A deviation of $188805.56,- which is mainly due to the extreme outliers.

We can evaluate the coefficients of each feature as well.

In [47]:
coefficients = pd.DataFrame(reg.coef_,X_train.columns).sort_values(by=0,ascending=False)
coefficients.columns = ['coefficients']
coefficients
Out[47]:
coefficients
PROPERTY_TYPE_Multi-Family (5+ Unit) 788064.963163
LOCATION_Lincoln Park 316839.030756
SALE_TYPE_MLS Listing 45354.795936
BATHS 44871.616201
YEAR_BUILT 4622.630683
DAYS_ON_MARKET 145.715424
LOT_SIZE -6.985470
BEDS -9278.229730
LOCATION_West Town -55198.915710
LOCATION_Logan Square -102332.034740
LOCATION_Humboldt Park -113953.284370

Conclusion

We can see some coefficient discrepancies in both algorithms. There are some clear outliers in the dataset that we are predicting very badly, so it would be a good idea to understand why we're so far off with those.

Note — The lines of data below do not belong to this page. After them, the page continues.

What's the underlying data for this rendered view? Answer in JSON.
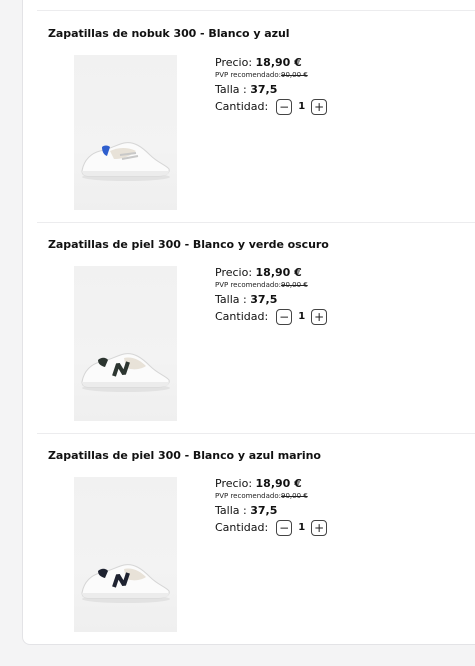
{
  "products": [
    {
      "title": "Zapatillas de nobuk 300 - Blanco y azul",
      "image_icon": "sneaker-white-blue-image",
      "accent_color": "#2f5fce",
      "price_label": "Precio:",
      "price_value": "18,90 €",
      "pvp_label": "PVP recomendado:",
      "pvp_value": "90,00 €",
      "size_label": "Talla :",
      "size_value": "37,5",
      "qty_label": "Cantidad:",
      "qty_minus": "−",
      "qty_value": "1",
      "qty_plus": "+"
    },
    {
      "title": "Zapatillas de piel 300 - Blanco y verde oscuro",
      "image_icon": "sneaker-white-darkgreen-image",
      "accent_color": "#2c3530",
      "price_label": "Precio:",
      "price_value": "18,90 €",
      "pvp_label": "PVP recomendado:",
      "pvp_value": "90,00 €",
      "size_label": "Talla :",
      "size_value": "37,5",
      "qty_label": "Cantidad:",
      "qty_minus": "−",
      "qty_value": "1",
      "qty_plus": "+"
    },
    {
      "title": "Zapatillas de piel 300 - Blanco y azul marino",
      "image_icon": "sneaker-white-navy-image",
      "accent_color": "#1e2230",
      "price_label": "Precio:",
      "price_value": "18,90 €",
      "pvp_label": "PVP recomendado:",
      "pvp_value": "90,00 €",
      "size_label": "Talla :",
      "size_value": "37,5",
      "qty_label": "Cantidad:",
      "qty_minus": "−",
      "qty_value": "1",
      "qty_plus": "+"
    }
  ]
}
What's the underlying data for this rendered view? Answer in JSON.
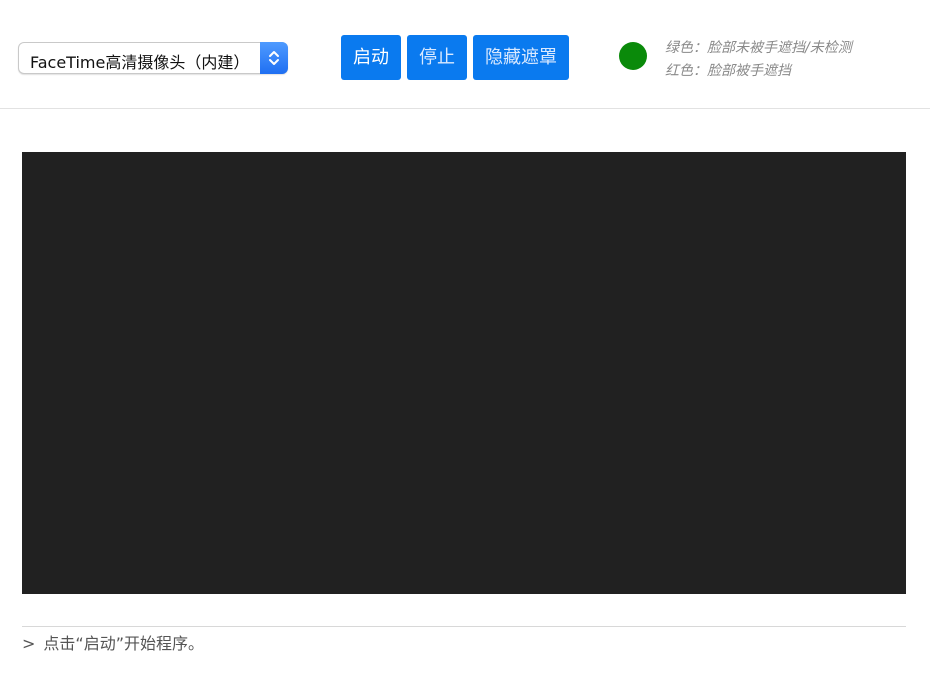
{
  "toolbar": {
    "camera_select": {
      "selected": "FaceTime高清摄像头（内建）"
    },
    "buttons": {
      "start": "启动",
      "stop": "停止",
      "hide_mask": "隐藏遮罩"
    },
    "status": {
      "color": "#0a8a0a"
    },
    "legend": {
      "green": "绿色：脸部未被手遮挡/未检测",
      "red": "红色：脸部被手遮挡"
    }
  },
  "video": {
    "background": "#212121"
  },
  "log": {
    "prompt": ">",
    "message": "点击“启动”开始程序。"
  }
}
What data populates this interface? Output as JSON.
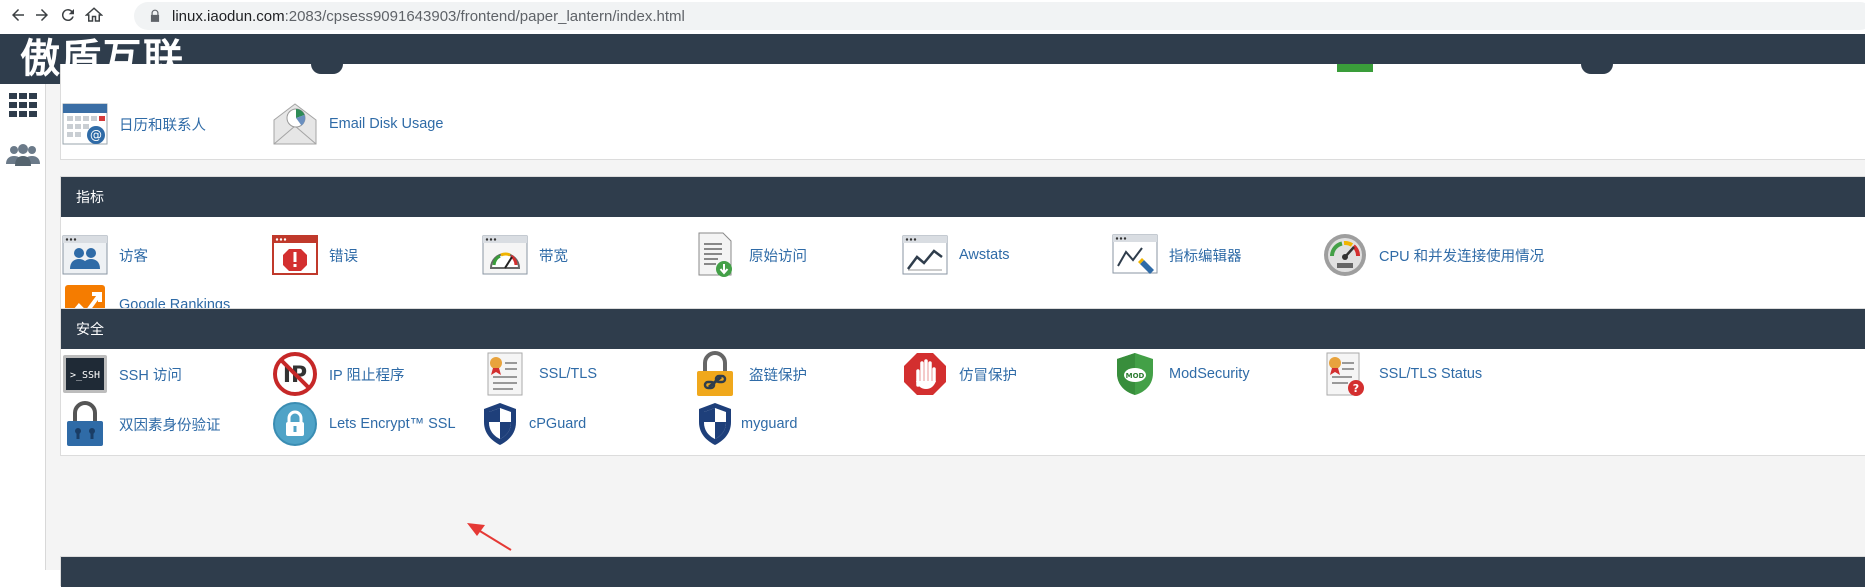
{
  "browser": {
    "url_host": "linux.iaodun.com",
    "url_rest": ":2083/cpsess9091643903/frontend/paper_lantern/index.html"
  },
  "header": {
    "brand": "傲盾互联"
  },
  "email_section": {
    "items": [
      {
        "label": "日历和联系人",
        "icon": "calendar-contacts-icon"
      },
      {
        "label": "Email Disk Usage",
        "icon": "email-disk-usage-icon"
      }
    ]
  },
  "metrics": {
    "title": "指标",
    "items": [
      {
        "label": "访客",
        "icon": "visitors-icon"
      },
      {
        "label": "错误",
        "icon": "errors-icon"
      },
      {
        "label": "带宽",
        "icon": "bandwidth-icon"
      },
      {
        "label": "原始访问",
        "icon": "raw-access-icon"
      },
      {
        "label": "Awstats",
        "icon": "awstats-icon"
      },
      {
        "label": "指标编辑器",
        "icon": "metrics-editor-icon"
      },
      {
        "label": "CPU 和并发连接使用情况",
        "icon": "cpu-usage-icon"
      },
      {
        "label": "Google Rankings",
        "icon": "google-rankings-icon"
      }
    ]
  },
  "security": {
    "title": "安全",
    "items": [
      {
        "label": "SSH 访问",
        "icon": "ssh-icon"
      },
      {
        "label": "IP 阻止程序",
        "icon": "ip-blocker-icon"
      },
      {
        "label": "SSL/TLS",
        "icon": "ssl-tls-icon"
      },
      {
        "label": "盗链保护",
        "icon": "hotlink-protection-icon"
      },
      {
        "label": "仿冒保护",
        "icon": "leech-protection-icon"
      },
      {
        "label": "ModSecurity",
        "icon": "modsecurity-icon"
      },
      {
        "label": "SSL/TLS Status",
        "icon": "ssl-tls-status-icon"
      },
      {
        "label": "双因素身份验证",
        "icon": "two-factor-auth-icon"
      },
      {
        "label": "Lets Encrypt™ SSL",
        "icon": "lets-encrypt-icon"
      },
      {
        "label": "cPGuard",
        "icon": "cpguard-icon"
      },
      {
        "label": "myguard",
        "icon": "myguard-icon"
      }
    ]
  },
  "sidebar": {
    "icons": [
      {
        "icon": "apps-grid-icon"
      },
      {
        "icon": "users-icon"
      }
    ]
  },
  "colors": {
    "header": "#2f3d4c",
    "link": "#2f6ba7",
    "annotation_arrow": "#e53935"
  }
}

Housing prices are correlated with location. With neighborhoods like Lincoln Park, it's far more expensive on average than neighborhoods like Humboldt Park. It's also apparent that the type and age of the property affect the price as well. 5+ Unit type properties cost more expensive compared to 2-4 Unit. If the data were available, it could be illuminating to analyze the impact of features like the presence or absence of a garage or porch, the overall condition of the house, air quality and safety of the neighborhood and so on.